Even as the video game industry broke sales records in 2002, the popularity of computer-based games fell sharply.
The number of computer games sold last year in the United States slipped 10% to 58.9 million copies, and retail sales totaled $1.35 billion, down 5% from 2001, according to a report set to be released today by market research firm NPD Techworld.
By contrast, sales of console-based games surged 21% to $5.5 billion. That doesn't count the $3.7 billion consumers paid last year to buy the consoles themselves, including Sony Corp.'s PlayStation 2, Microsoft Corp.'s Xbox and Nintendo Co.'s GameCube.
Part of the blame for weakness in PC games lies with the success of the console market, which has siphoned off consumers and snagged much of the media and marketing attention in the last two years.

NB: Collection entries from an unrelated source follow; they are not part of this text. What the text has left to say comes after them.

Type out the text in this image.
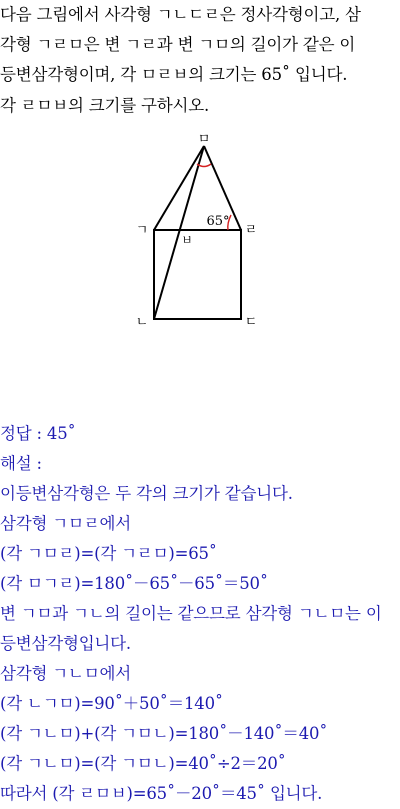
다음 그림에서 사각형 ㄱㄴㄷㄹ은 정사각형이고, 삼

각형 ㄱㄹㅁ은 변 ㄱㄹ과 변 ㄱㅁ의 길이가 같은 이

등변삼각형이며, 각 ㅁㄹㅂ의 크기는 65˚ 입니다.

각 ㄹㅁㅂ의 크기를 구하시오.

ㅁ
ㄱ	ㄹ
ㄴ	ㄷ
ㅂ
65°

정답 : 45˚

해설 :

이등변삼각형은 두 각의 크기가 같습니다.

삼각형 ㄱㅁㄹ에서

(각 ㄱㅁㄹ)=(각 ㄱㄹㅁ)=65˚

(각 ㅁㄱㄹ)=180˚－65˚－65˚＝50˚

변 ㄱㅁ과 ㄱㄴ의 길이는 같으므로 삼각형 ㄱㄴㅁ는 이

등변삼각형입니다.

삼각형 ㄱㄴㅁ에서

(각 ㄴㄱㅁ)=90˚＋50˚＝140˚

(각 ㄱㄴㅁ)+(각 ㄱㅁㄴ)=180˚－140˚＝40˚

(각 ㄱㄴㅁ)=(각 ㄱㅁㄴ)=40˚÷2＝20˚

따라서 (각 ㄹㅁㅂ)=65˚－20˚＝45˚ 입니다.
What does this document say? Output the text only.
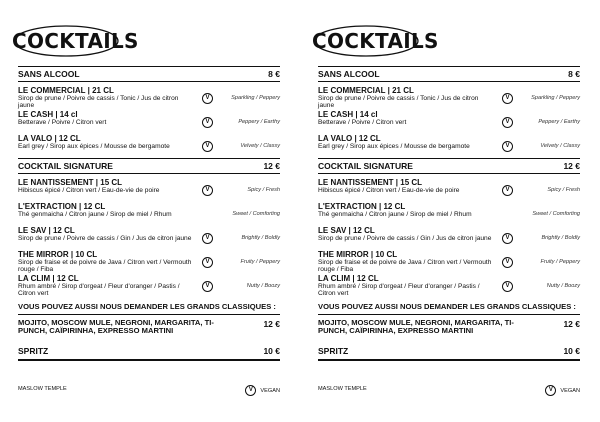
COCKTAILS
SANS ALCOOL	8 €
LE COMMERCIAL | 21 CL
Sirop de prune / Poivre de cassis / Tonic / Jus de citron jaune
V	Sparkling / Peppery
LE CASH | 14 cl
Betterave / Poivre / Citron vert	V	Peppery / Earthy
LA VALO | 12 CL
Earl grey / Sirop aux épices / Mousse de bergamote	V	Velvety / Classy
COCKTAIL SIGNATURE	12 €
LE NANTISSEMENT | 15 CL
Hibiscus épicé / Citron vert / Eau-de-vie de poire	V	Spicy / Fresh
L'EXTRACTION | 12 CL
Thé genmaicha / Citron jaune / Sirop de miel / Rhum	Sweet / Comforting
LE SAV | 12 CL
Sirop de prune / Poivre de cassis / Gin / Jus de citron jaune	V	Brightly / Boldly
THE MIRROR | 10 CL
Sirop de fraise et de poivre de Java / Citron vert / Vermouth rouge / Fiba
V	Fruity / Peppery
LA CLIM | 12 CL
Rhum ambré / Sirop d'orgeat / Fleur d'oranger / Pastis / Citron vert
V	Nutty / Boozy
VOUS POUVEZ AUSSI NOUS DEMANDER LES GRANDS CLASSIQUES :
MOJITO, MOSCOW MULE, NEGRONI, MARGARITA, TI-PUNCH, CAÏPIRINHA, EXPRESSO MARTINI
12 €
SPRITZ	10 €
MASLOW TEMPLE	V	VEGAN
COCKTAILS
SANS ALCOOL	8 €
LE COMMERCIAL | 21 CL
Sirop de prune / Poivre de cassis / Tonic / Jus de citron jaune
V	Sparkling / Peppery
LE CASH | 14 cl
Betterave / Poivre / Citron vert	V	Peppery / Earthy
LA VALO | 12 CL
Earl grey / Sirop aux épices / Mousse de bergamote	V	Velvety / Classy
COCKTAIL SIGNATURE	12 €
LE NANTISSEMENT | 15 CL
Hibiscus épicé / Citron vert / Eau-de-vie de poire	V	Spicy / Fresh
L'EXTRACTION | 12 CL
Thé genmaicha / Citron jaune / Sirop de miel / Rhum	Sweet / Comforting
LE SAV | 12 CL
Sirop de prune / Poivre de cassis / Gin / Jus de citron jaune	V	Brightly / Boldly
THE MIRROR | 10 CL
Sirop de fraise et de poivre de Java / Citron vert / Vermouth rouge / Fiba
V	Fruity / Peppery
LA CLIM | 12 CL
Rhum ambré / Sirop d'orgeat / Fleur d'oranger / Pastis / Citron vert
V	Nutty / Boozy
VOUS POUVEZ AUSSI NOUS DEMANDER LES GRANDS CLASSIQUES :
MOJITO, MOSCOW MULE, NEGRONI, MARGARITA, TI-PUNCH, CAÏPIRINHA, EXPRESSO MARTINI
12 €
SPRITZ	10 €
MASLOW TEMPLE	V	VEGAN
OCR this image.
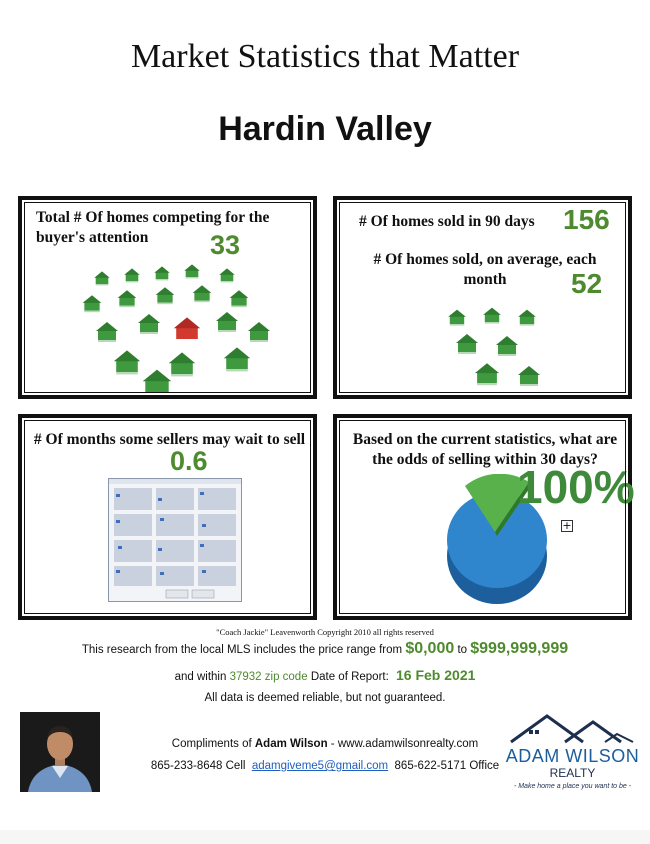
Market Statistics that Matter
Hardin Valley
Total # Of homes competing for the buyer's attention	33
# Of homes sold in 90 days 156
# Of homes sold, on average, each month	52
# Of months some sellers may wait to sell
0.6
Based on the current statistics, what are the odds of selling within 30 days?
100%
+
"Coach Jackie" Leavenworth Copyright 2010 all rights reserved
This research from the local MLS includes the price range from $0,000 to $999,999,999
and within 37932 zip code Date of Report: 16 Feb 2021
All data is deemed reliable, but not guaranteed.
Compliments of Adam Wilson - www.adamwilsonrealty.com
865-233-8648 Cell adamgiveme5@gmail.com 865-622-5171 Office ADAM WILSON
REALTY
- Make home a place you want to be -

"PC games have felt a good deal of competitive pressure from the console side of the business," said Steve Koenig, senior analyst for NPD in Reston, Va. "Consoles today have many of the same features that only PCs used to have, in terms of graphical quality and the ability to go online."
Last year, for example, Microsoft and Sony launched online networks for their consoles and published a number of games with online features.

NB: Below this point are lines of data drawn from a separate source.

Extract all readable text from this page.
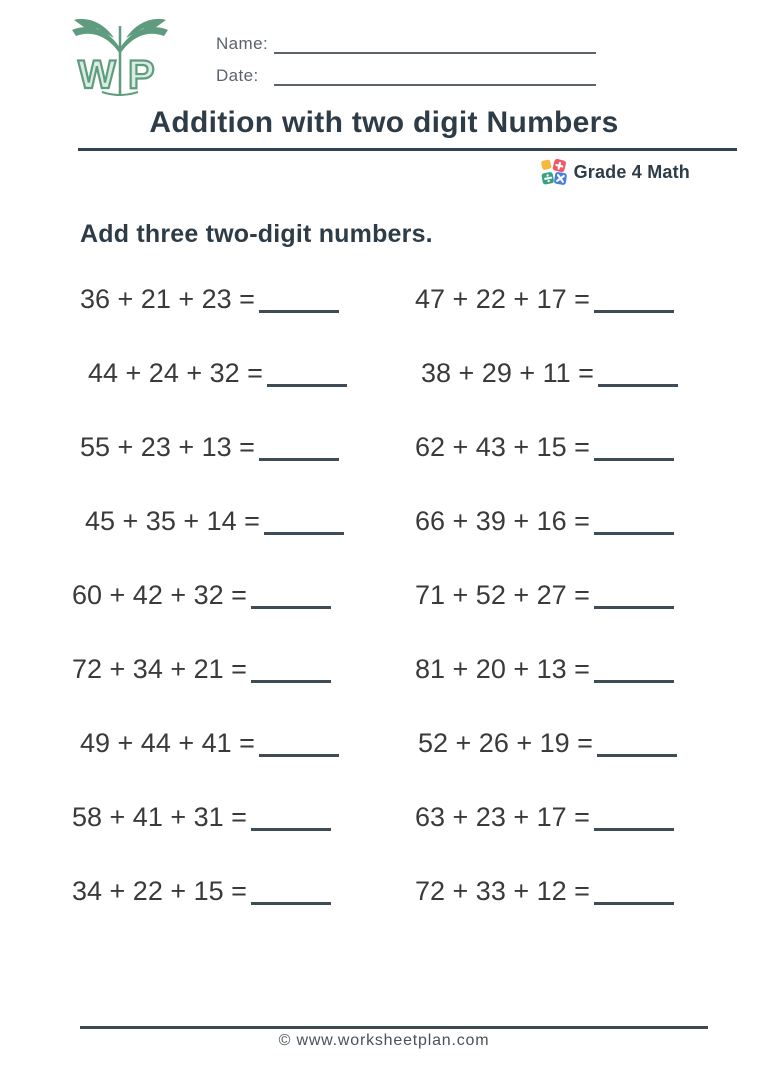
W P
Name:
Date:
Addition with two digit Numbers
Grade 4 Math
Add three two-digit numbers.
36 + 21 + 23 =	47 + 22 + 17 =
44 + 24 + 32 =	38 + 29 + 11 =
55 + 23 + 13 =	62 + 43 + 15 =
45 + 35 + 14 =	66 + 39 + 16 =
60 + 42 + 32 =	71 + 52 + 27 =
72 + 34 + 21 =	81 + 20 + 13 =
49 + 44 + 41 =	52 + 26 + 19 =
58 + 41 + 31 =	63 + 23 + 17 =
34 + 22 + 15 =	72 + 33 + 12 =
© www.worksheetplan.com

For David Tseng, a 25-year-old computer programmer and avid gamer, consoles are a no-brainer.
"There's no need to upgrade drivers or download patches," Tseng said. "Plus, it's more fun to be in front of a TV environment."
PC games tend to be solitary pursuits, with the social elements coming primarily from online play. But consoles, generally installed atop the living room television set, invite multiple players.
That's something Tseng took advantage of recently when he invited three friends to his Culver City apartment to play Xbox games "Halo" and "Dead or Alive 3."
Still, Tseng, who has played video games since he was 8, is unwilling to abandon PC games. "There are some games that just play better on the PC," he said.
Those tend to be shooters, role-playing and strategy games that require either complex menus or accurate aim.
"While consoles will nibble at the PC market, they won't take over the PC market," said P.J. McNealy, analyst with Gartner Inc. in San Jose. "The PC gaming experience is fundamentally different. There are still games where you will need a keyboard and mouse."
Top PC sellers last year included "Warcraft III: Reign of Chaos," "Medal of Honor: Allied Assault," "Age of Mythology" and "Neverwinter Nights" -- all elaborate, in-depth games that require a high level of control.
At the other end of the spectrum, simple games such as "Rollercoaster Tycoon 2" and "The Sims" also sold well last year. This suggests that the PC games market is splitting into hard-core, predominantly male gamers on the one end and extremely casual, young players on the other.
"The middle of the market for PC games has disappeared," said Ariella Lehrer, chief executive of Legacy Interactive, a Los Angeles PC games developer that's now expanding into console games.
PC game sales, analysts note, tend to decline in the years following the introduction of new consoles; both Xbox and GameCube were launched in late 2001. As the consoles lose their status as the hot new product, PC games typically pick up again.
That's why game publishers aren't writing off their PC business despite the sales slump.
"We think solid market share on the PC will provide good insulation against ebbing console revenue, and we expect this to happen in late 2005 or early 2006," said Jeff Brown, spokesman for Redwood City, Calif.-based Electronic Arts Inc., which publishes "The Sims" and has 25% to 30% of the PC games market. "There has always been a good business there and always will be," he added.